The obstacles on the way to a more just society are tremendous. Americans have been brainwashed against anything that could be construed as “socialism.” The vested interests and the Republican Party would scream that it’s all a Communist plot to take freedom away.

Untrue. The only freedom lessened would be the freedom to amass vast amounts of wealth without having to contribute to the commonweal, the freedom to pass colossal estates to offspring which makes the whole idea of meritocracy and equal opportunity a cruel joke. The children of the wealthy would still start life at least on second base. But they would have a harder time constituting into a permanent upper class based solely on their ability to pick their parents well. The rest of us would lose the freedom to choose whether to pay for food and rent or health care and medicines.

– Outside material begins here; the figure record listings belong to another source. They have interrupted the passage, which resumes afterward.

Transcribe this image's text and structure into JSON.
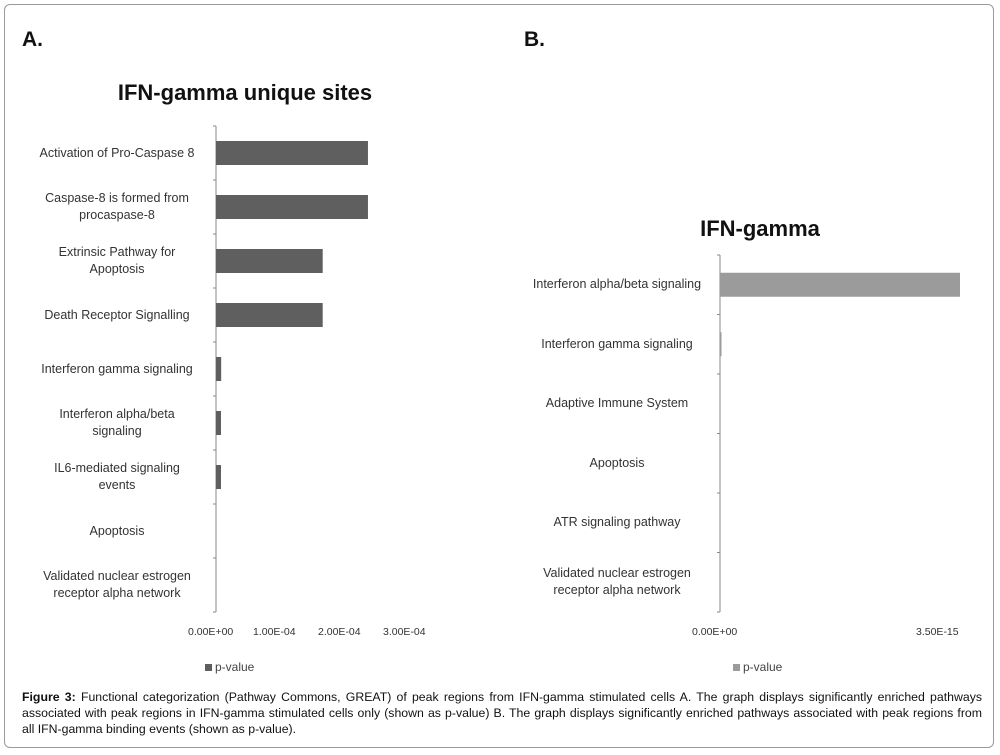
{
  "panels": {
    "a": {
      "label": "A."
    },
    "b": {
      "label": "B."
    }
  },
  "colors": {
    "bar_dark": "#5f5f5f",
    "bar_light": "#9b9b9b",
    "axis": "#8a8a8a"
  },
  "chart_data": [
    {
      "type": "bar",
      "orientation": "horizontal",
      "title": "IFN-gamma unique sites",
      "categories": [
        "Activation of Pro-Caspase 8",
        "Caspase-8 is formed from\nprocaspase-8",
        "Extrinsic Pathway for\nApoptosis",
        "Death Receptor Signalling",
        "Interferon gamma signaling",
        "Interferon alpha/beta\nsignaling",
        "IL6-mediated signaling\nevents",
        "Apoptosis",
        "Validated nuclear estrogen\nreceptor alpha network"
      ],
      "series": [
        {
          "name": "p-value",
          "values": [
            0.000235,
            0.000235,
            0.000165,
            0.000165,
            8e-06,
            2e-06,
            2e-06,
            0.0,
            0.0
          ]
        }
      ],
      "xticks": [
        "0.00E+00",
        "1.00E-04",
        "2.00E-04",
        "3.00E-04"
      ],
      "xlim": [
        0,
        0.0003
      ],
      "legend": "p-value",
      "legend_position": "bottom-left"
    },
    {
      "type": "bar",
      "orientation": "horizontal",
      "title": "IFN-gamma",
      "categories": [
        "Interferon alpha/beta signaling",
        "Interferon gamma signaling",
        "Adaptive Immune System",
        "Apoptosis",
        "ATR signaling pathway",
        "Validated nuclear estrogen\nreceptor alpha network"
      ],
      "series": [
        {
          "name": "p-value",
          "values": [
            3.6e-15,
            2e-17,
            0,
            0,
            0,
            0
          ]
        }
      ],
      "xticks": [
        "0.00E+00",
        "3.50E-15"
      ],
      "xlim": [
        0,
        3.6e-15
      ],
      "legend": "p-value",
      "legend_position": "bottom-left"
    }
  ],
  "caption": {
    "label": "Figure 3:",
    "text": "Functional categorization (Pathway Commons, GREAT) of peak regions from IFN-gamma stimulated cells A. The graph displays significantly enriched pathways associated with peak regions in IFN-gamma stimulated cells only (shown as p-value) B. The graph displays significantly enriched pathways associated with peak regions from all IFN-gamma binding events (shown as p-value)."
  }
}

The Poles were not really free when Gerald Ford made the infamous gaffe asserting the contrary; they were inside the Iron Curtain. But the Danes are free, and they don’t have to live under a constant anxiety that a streak of bad luck such as a series of illnesses or a pandemic would thrust them into indigence. They enjoy longer vacations which refresh them and make them more productive.

We could enjoy all the freedoms we do now—speech, assembly voting—with less fear and more free time to enjoy life, travel and learning rather than being chained to a culture of workaholism that degrades the body, lowers life expectancy, saps the spirit, impoverishes the mind, leads to deaths from despair-induced addiction and from violence fueled by hopelessness. Ultimately, the current status quo benefits only a tiny minority of the richest and most selfish.

It will take a lot, an epiphany, imagination, courage, and trust. It won’t be easy, but it is achievable and has been achieved by other countries less endowed than this one.

The one essential thing required is to unshackle the mind and discard the ultra-individualistic, hoary dog-eat-dog ideology that prevails and that makes people suspect that any socio-economic arrangement premised on fairness, decency and kindness will redound only to the benefit of those lazy and shiftless people who don’t look like us.

The only thing we have to lose is our racial stereotypes and the illusions that we have been fed and that prevent us from seeing where our real interests lie. It’s time to open our eyes.